Well, this is a tricky one, because if there’s foreign-key constraints you can’t guarantee in-order-delivery of messages across topics.

So one pattern you could do is to put all of the messages for all of the tables in a schema in the same kafka topic , then be smart about knowing “ok this message came from table A, that from table B”.

Then be sure to partition them according to their “business objct” so that all things related by foreign keys end up on the same partition. That way you can guarantee ordering so that you don’t violate any foreign key constraints when inserting into a replicated table.

Thank you so much for the help. This sounds like an interesting idea. We talked internally that our ideal state is to refactor the app to produce business objects, but this is going to take some time (old legacy database with 500 tables and 500,000 lines of stored procs!)

I don’t know Debezium that well, but maybe it might support that where all items get put into the same topic. Because if you have FK’s on your destination table, and the messages are in different topics, you’re going to run into FK errors I think. I know that the people who wrote Debezium are probably quite smart so they probably have some solution for that, but I’m not sure if it’s the same one I described.

In our situation the destination database doesn’t have the FK installed (performance reasons), so the sequence of the events within a transaction being committed is not important - we only care that when commit occurs that database to be in a consistent state.

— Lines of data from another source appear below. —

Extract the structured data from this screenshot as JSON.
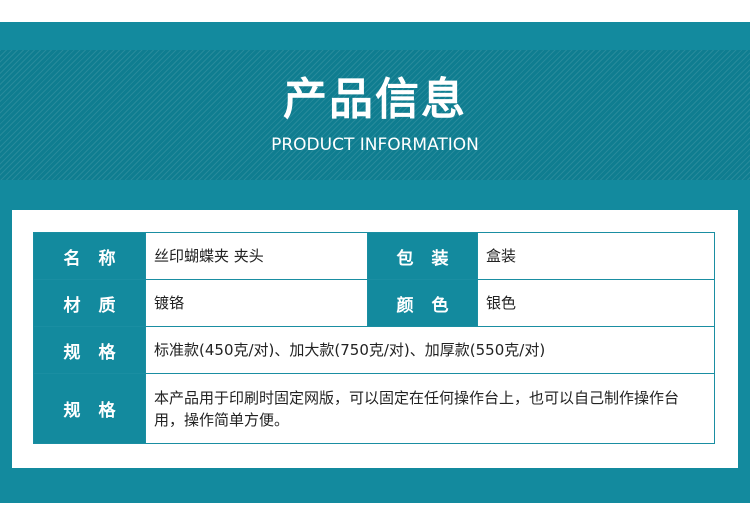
{
  "header": {
    "title": "产品信息",
    "subtitle": "PRODUCT INFORMATION"
  },
  "specs": {
    "name_label": "名 称",
    "name_value": "丝印蝴蝶夹 夹头",
    "packing_label": "包 装",
    "packing_value": "盒装",
    "material_label": "材 质",
    "material_value": "镀铬",
    "color_label": "颜 色",
    "color_value": "银色",
    "spec_label": "规 格",
    "spec_value": "标准款(450克/对)、加大款(750克/对)、加厚款(550克/对)",
    "usage_label": "规 格",
    "usage_value": "本产品用于印刷时固定网版，可以固定在任何操作台上，也可以自己制作操作台用，操作简单方便。"
  },
  "colors": {
    "teal_frame": "#138a9e",
    "header_bg": "#0f7d90",
    "label_bg": "#138a9e"
  }
}
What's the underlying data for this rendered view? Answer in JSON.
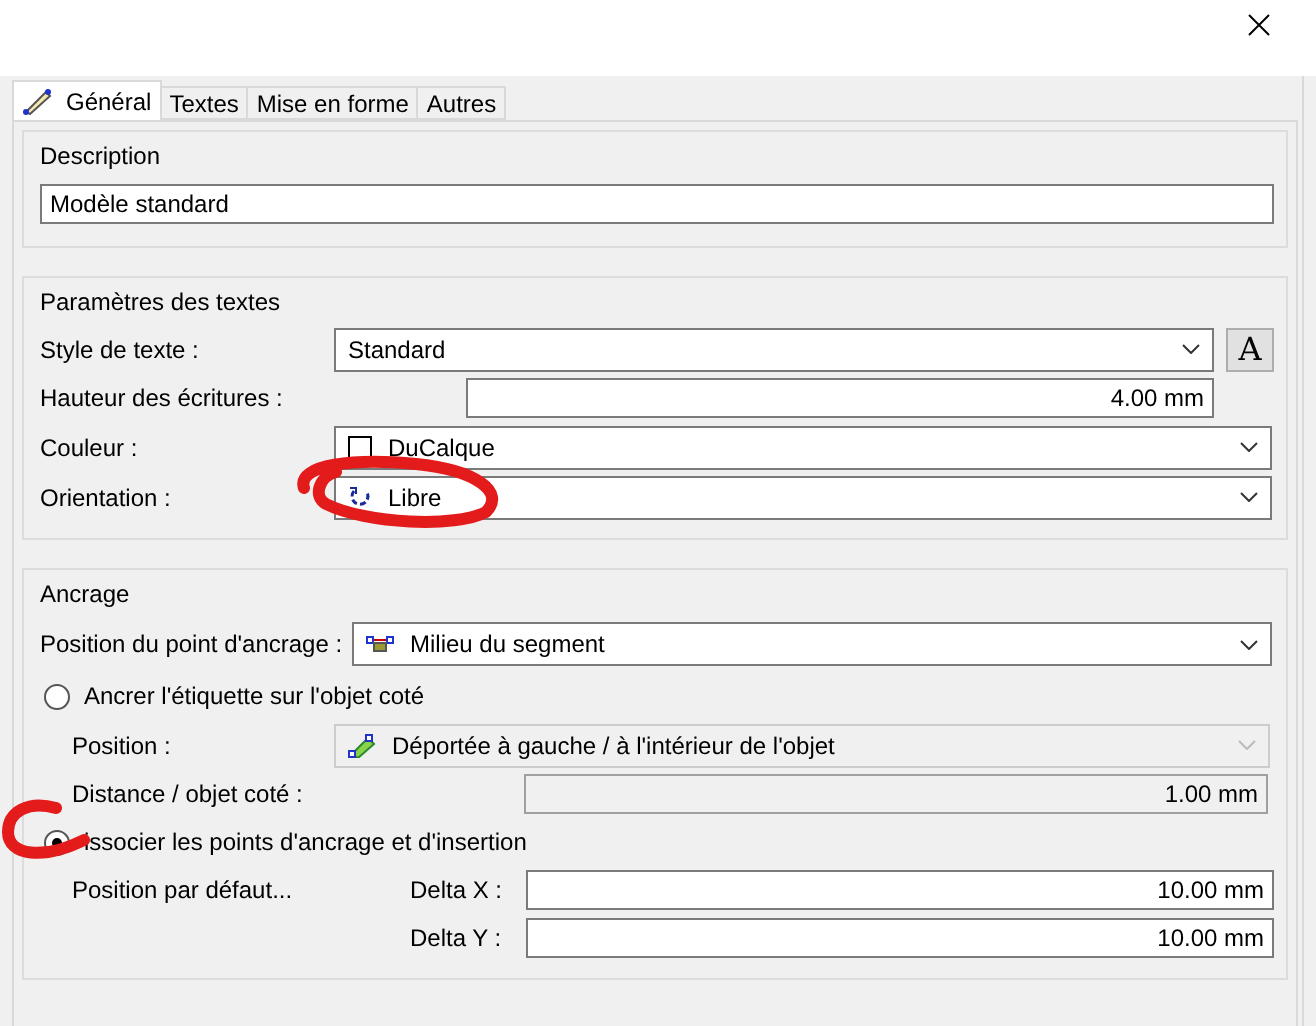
{
  "tabs": [
    {
      "label": "Général",
      "selected": true
    },
    {
      "label": "Textes",
      "selected": false
    },
    {
      "label": "Mise en forme",
      "selected": false
    },
    {
      "label": "Autres",
      "selected": false
    }
  ],
  "description": {
    "legend": "Description",
    "value": "Modèle standard"
  },
  "text_settings": {
    "legend": "Paramètres des textes",
    "style": {
      "label": "Style de texte :",
      "value": "Standard",
      "button": "A"
    },
    "height": {
      "label": "Hauteur des écritures :",
      "value": "4.00 mm"
    },
    "color": {
      "label": "Couleur :",
      "value": "DuCalque"
    },
    "orientation": {
      "label": "Orientation :",
      "value": "Libre"
    }
  },
  "anchoring": {
    "legend": "Ancrage",
    "anchor_point": {
      "label": "Position du point d'ancrage :",
      "value": "Milieu du segment"
    },
    "options": [
      {
        "label": "Ancrer l'étiquette sur l'objet coté",
        "selected": false
      },
      {
        "label": "issocier les points d'ancrage et d'insertion",
        "selected": true
      }
    ],
    "position": {
      "label": "Position :",
      "value": "Déportée à gauche / à l'intérieur de l'objet",
      "disabled": true
    },
    "distance": {
      "label": "Distance / objet coté :",
      "value": "1.00 mm",
      "disabled": true
    },
    "default_position": "Position par défaut...",
    "delta_x": {
      "label": "Delta X :",
      "value": "10.00 mm"
    },
    "delta_y": {
      "label": "Delta Y :",
      "value": "10.00 mm"
    }
  }
}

Is eventual consistency acceptable?

If so, I think the defaults will work given that you don’t have FK constraints on the destination.

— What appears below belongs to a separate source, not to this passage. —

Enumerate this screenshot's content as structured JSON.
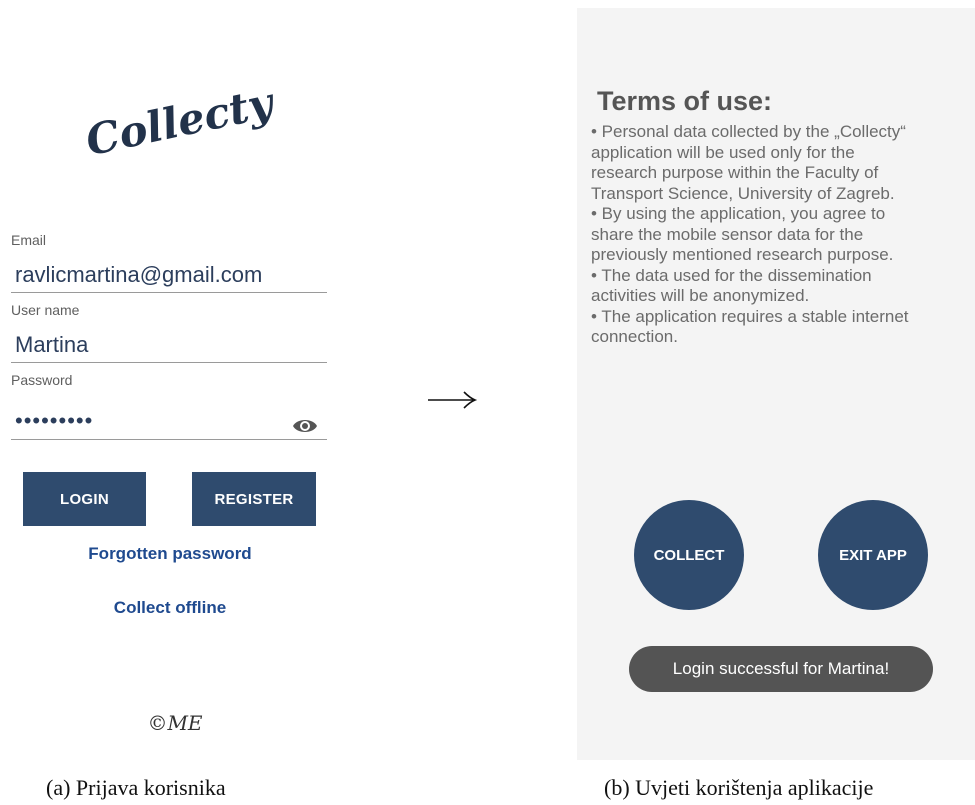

Eventual consistency (depending on that they actually is), won’t be good for us as we run will periodically run extract queries on the destination PG database which involves joins across multiple tables. So if that moment a query runs and some table is missing the FK table data update we will get incorrect results.

So yeah basically we need the destination database to be in a consistent state. Lag on that consistency is ok though.

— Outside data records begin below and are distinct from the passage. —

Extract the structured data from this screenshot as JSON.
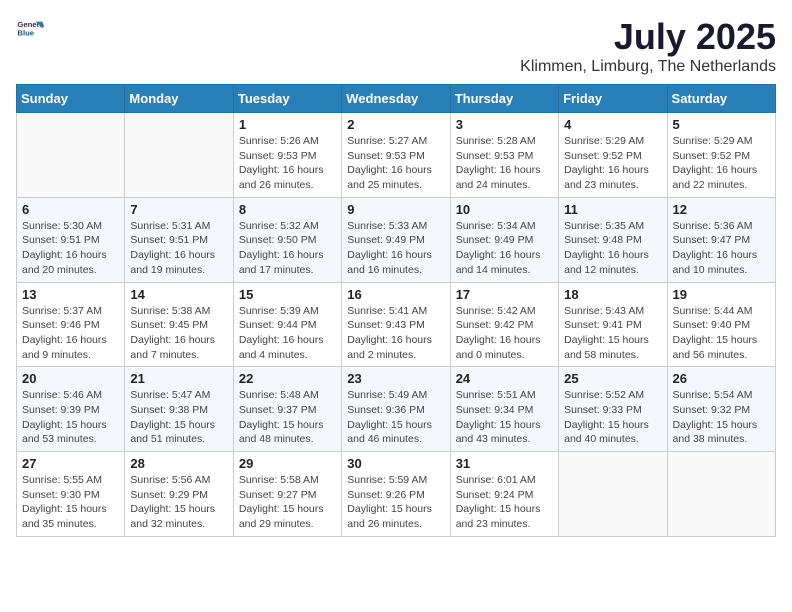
{
  "header": {
    "logo": {
      "general": "General",
      "blue": "Blue"
    },
    "title": "July 2025",
    "location": "Klimmen, Limburg, The Netherlands"
  },
  "calendar": {
    "days_of_week": [
      "Sunday",
      "Monday",
      "Tuesday",
      "Wednesday",
      "Thursday",
      "Friday",
      "Saturday"
    ],
    "weeks": [
      [
        {
          "day": "",
          "content": ""
        },
        {
          "day": "",
          "content": ""
        },
        {
          "day": "1",
          "content": "Sunrise: 5:26 AM\nSunset: 9:53 PM\nDaylight: 16 hours and 26 minutes."
        },
        {
          "day": "2",
          "content": "Sunrise: 5:27 AM\nSunset: 9:53 PM\nDaylight: 16 hours and 25 minutes."
        },
        {
          "day": "3",
          "content": "Sunrise: 5:28 AM\nSunset: 9:53 PM\nDaylight: 16 hours and 24 minutes."
        },
        {
          "day": "4",
          "content": "Sunrise: 5:29 AM\nSunset: 9:52 PM\nDaylight: 16 hours and 23 minutes."
        },
        {
          "day": "5",
          "content": "Sunrise: 5:29 AM\nSunset: 9:52 PM\nDaylight: 16 hours and 22 minutes."
        }
      ],
      [
        {
          "day": "6",
          "content": "Sunrise: 5:30 AM\nSunset: 9:51 PM\nDaylight: 16 hours and 20 minutes."
        },
        {
          "day": "7",
          "content": "Sunrise: 5:31 AM\nSunset: 9:51 PM\nDaylight: 16 hours and 19 minutes."
        },
        {
          "day": "8",
          "content": "Sunrise: 5:32 AM\nSunset: 9:50 PM\nDaylight: 16 hours and 17 minutes."
        },
        {
          "day": "9",
          "content": "Sunrise: 5:33 AM\nSunset: 9:49 PM\nDaylight: 16 hours and 16 minutes."
        },
        {
          "day": "10",
          "content": "Sunrise: 5:34 AM\nSunset: 9:49 PM\nDaylight: 16 hours and 14 minutes."
        },
        {
          "day": "11",
          "content": "Sunrise: 5:35 AM\nSunset: 9:48 PM\nDaylight: 16 hours and 12 minutes."
        },
        {
          "day": "12",
          "content": "Sunrise: 5:36 AM\nSunset: 9:47 PM\nDaylight: 16 hours and 10 minutes."
        }
      ],
      [
        {
          "day": "13",
          "content": "Sunrise: 5:37 AM\nSunset: 9:46 PM\nDaylight: 16 hours and 9 minutes."
        },
        {
          "day": "14",
          "content": "Sunrise: 5:38 AM\nSunset: 9:45 PM\nDaylight: 16 hours and 7 minutes."
        },
        {
          "day": "15",
          "content": "Sunrise: 5:39 AM\nSunset: 9:44 PM\nDaylight: 16 hours and 4 minutes."
        },
        {
          "day": "16",
          "content": "Sunrise: 5:41 AM\nSunset: 9:43 PM\nDaylight: 16 hours and 2 minutes."
        },
        {
          "day": "17",
          "content": "Sunrise: 5:42 AM\nSunset: 9:42 PM\nDaylight: 16 hours and 0 minutes."
        },
        {
          "day": "18",
          "content": "Sunrise: 5:43 AM\nSunset: 9:41 PM\nDaylight: 15 hours and 58 minutes."
        },
        {
          "day": "19",
          "content": "Sunrise: 5:44 AM\nSunset: 9:40 PM\nDaylight: 15 hours and 56 minutes."
        }
      ],
      [
        {
          "day": "20",
          "content": "Sunrise: 5:46 AM\nSunset: 9:39 PM\nDaylight: 15 hours and 53 minutes."
        },
        {
          "day": "21",
          "content": "Sunrise: 5:47 AM\nSunset: 9:38 PM\nDaylight: 15 hours and 51 minutes."
        },
        {
          "day": "22",
          "content": "Sunrise: 5:48 AM\nSunset: 9:37 PM\nDaylight: 15 hours and 48 minutes."
        },
        {
          "day": "23",
          "content": "Sunrise: 5:49 AM\nSunset: 9:36 PM\nDaylight: 15 hours and 46 minutes."
        },
        {
          "day": "24",
          "content": "Sunrise: 5:51 AM\nSunset: 9:34 PM\nDaylight: 15 hours and 43 minutes."
        },
        {
          "day": "25",
          "content": "Sunrise: 5:52 AM\nSunset: 9:33 PM\nDaylight: 15 hours and 40 minutes."
        },
        {
          "day": "26",
          "content": "Sunrise: 5:54 AM\nSunset: 9:32 PM\nDaylight: 15 hours and 38 minutes."
        }
      ],
      [
        {
          "day": "27",
          "content": "Sunrise: 5:55 AM\nSunset: 9:30 PM\nDaylight: 15 hours and 35 minutes."
        },
        {
          "day": "28",
          "content": "Sunrise: 5:56 AM\nSunset: 9:29 PM\nDaylight: 15 hours and 32 minutes."
        },
        {
          "day": "29",
          "content": "Sunrise: 5:58 AM\nSunset: 9:27 PM\nDaylight: 15 hours and 29 minutes."
        },
        {
          "day": "30",
          "content": "Sunrise: 5:59 AM\nSunset: 9:26 PM\nDaylight: 15 hours and 26 minutes."
        },
        {
          "day": "31",
          "content": "Sunrise: 6:01 AM\nSunset: 9:24 PM\nDaylight: 15 hours and 23 minutes."
        },
        {
          "day": "",
          "content": ""
        },
        {
          "day": "",
          "content": ""
        }
      ]
    ]
  }
}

Got it. I don’t know Debezium, so I can’t tell you whether it’s sufficient for you, but at a high level, you probably want all events for a single traction to be:
• in the same topic
• with the transaction id as the message key to ensure the same partition.
Then you can have some consumer application (maybe Debezium but I don’t know if it even does that) that reads the entirety of those transactions and writes it to destination

I’m not sure if Kafka Connect out of the box supports that either.

OK thank you. Good to know about the transaction id key. Makes sense.

I see there is a Kafka Transaction API, but it’s pretty hard to understand it’s utility. Can that help in this case? Or is that for a different purpose?

It’s a different purpose. To make a long story short, it lets you write multiple messages to multiple partitions atomically (i.e. all of the messages succeed or none of them are written).

It doesn’t really have anything to do with ensuring that messages are read together. That’s because consumers of different topics can have vastly different lags, and coordinating between them would be a nightmare

On the producer side (getting data out of your source database), you definitely want the CDC producer to use the transaction API though, as even though you only have one partition involved, you still want to make sure the writes are atomic.

Ok thanks again. Just so I’m clear the transaction API should be used in the producer connector, to write the group of received event messages (i.e from CDC) per transaction to the topic?

Thanks again. One issue we have is this database is very complex (500 tables), and there are many commit transactions that go on. It will be an interesting to try and determine which tables get committed together. At the highest level just about all tables connect to each other by indirect FKs!

Just think about a user table that is referenced in many root entities.